47 Views Asked by At

I'm trying to solve the following minimisation problem by Lagrange multipliers. My questions is:

How to interpret the solutions geometrically?

Given a dataset $x_1, \dots, x_n \in \mathbb R^d$, a parameter vector $\theta \in \mathbb R^d$ and some $b \in \mathbb R^d$, I want to minimise $$J(\theta) = \sum_{k=1}^n \lVert \theta - x_k \rVert^2$$ with respect to $\theta$ under the constraints

  1. $\theta^T b = 0$,
  2. $\lVert \theta - c \rVert^2 = 1$.

For 1., I put $\mathcal L(\theta,\lambda) = J(\theta) - \lambda \theta^T b$, $\lambda \in \mathbb R$, and set

$$\frac{\partial}{\partial \theta}\mathcal L(\theta,\lambda) =\sum_{k=1}^n \frac{\partial}{\partial \theta} \lVert \theta - x_k \rVert^2 - \frac{\partial}{\partial \theta} \lambda \theta^T b =\sum_{k=1}^n 2(\theta-x_k) - \lambda b = 0.$$

I'm somewhat shaky about the vector calculus, but I hope it's correct? Anyway, this is equivalent to $n \theta - n \bar x = \frac{1}{2} \lambda b$ and gives $\theta_0 = \frac{1}{2n} \lambda b + \frac{1}{n} \bar x $ where $\bar x$ is the sample mean. $\theta_0$ satisfies $\nabla J(\theta) = \lambda \nabla \theta^T b$. By the constraint ${\theta_0}^T b = 0$ we get $\lambda = -2 {\bar x}^T \frac{b}{\lVert b \rVert}$.

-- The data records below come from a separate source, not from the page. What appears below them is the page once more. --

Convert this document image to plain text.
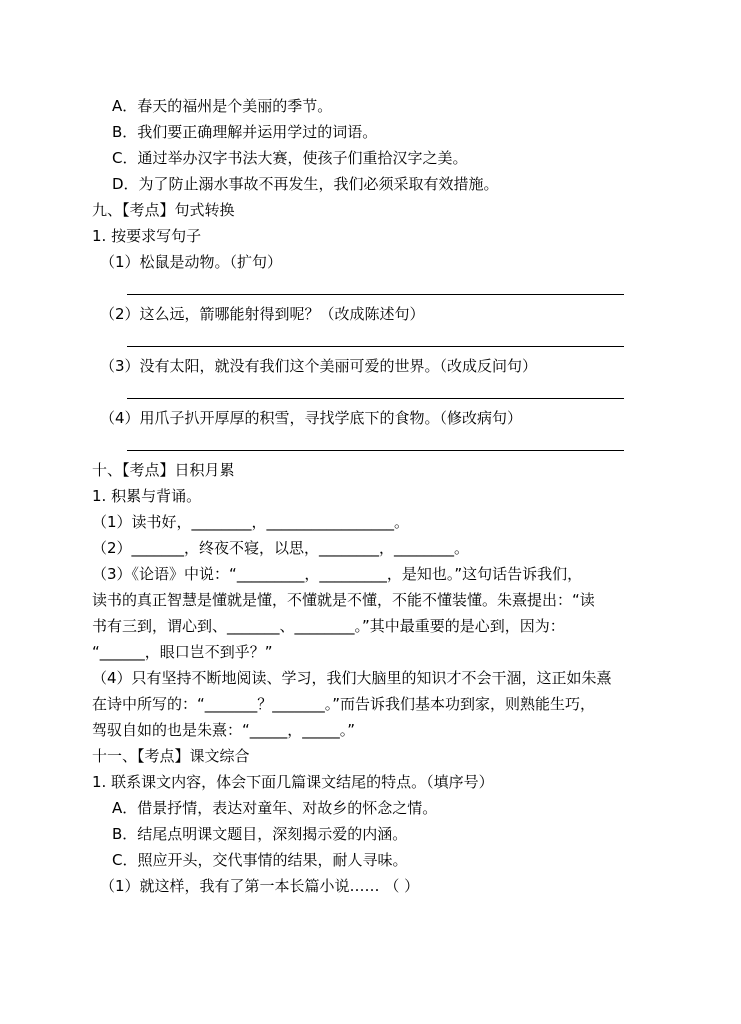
A．春天的福州是个美丽的季节。
B．我们要正确理解并运用学过的词语。
C．通过举办汉字书法大赛，使孩子们重拾汉字之美。
D．为了防止溺水事故不再发生，我们必须采取有效措施。
九、【考点】句式转换
1. 按要求写句子
（1）松鼠是动物。（扩句）
（2）这么远，箭哪能射得到呢？（改成陈述句）
（3）没有太阳，就没有我们这个美丽可爱的世界。（改成反问句）
（4）用爪子扒开厚厚的积雪，寻找学底下的食物。（修改病句）
十、【考点】日积月累
1. 积累与背诵。
（1）读书好，________，_________________。
（2）_______，终夜不寝，以思，________，________。
（3）《论语》中说：“_________，_________，是知也。”这句话告诉我们，
读书的真正智慧是懂就是懂，不懂就是不懂，不能不懂装懂。朱熹提出：“读
书有三到，谓心到、_______、________。”其中最重要的是心到，因为：
“______，眼口岂不到乎？”
（4）只有坚持不断地阅读、学习，我们大脑里的知识才不会干涸，这正如朱熹
在诗中所写的：“_______？_______。”而告诉我们基本功到家，则熟能生巧，
驾驭自如的也是朱熹：“_____，_____。”
十一、【考点】课文综合
1. 联系课文内容，体会下面几篇课文结尾的特点。（填序号）
A．借景抒情，表达对童年、对故乡的怀念之情。
B．结尾点明课文题目，深刻揭示爱的内涵。
C．照应开头，交代事情的结果，耐人寻味。
（1）就这样，我有了第一本长篇小说…… （ ）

Finally, this yields $$\theta_0 = \frac{1}{n} \bar x \left(1-\frac{b}{\lVert b \rVert}\right).$$

For 2. I get

$$\frac{\partial}{\partial \theta}\mathcal L(\theta,\lambda) =\sum_{k=1}^n \frac{\partial}{\partial \theta} \lVert \theta - x_k \rVert^2 - \frac{\partial}{\partial \theta} \lVert \theta - c \rVert^2 - 1 =\sum_{k=1}^n 2(\theta-x_k) - 2 \lambda (\theta - c)b.$$

Setting this equal to zero gives $$\theta_0 = \frac{1}{n-\lambda}\left(n \bar x + \lambda c\right).$$

It looks rather messy to feed this into the constraint to compute $\lambda$. Is there some trick I'm missing?

Anyway, my problem is that the exercise suggested a geometric meaning behind all of this and I have no clue. Could someone explain to me what's going on?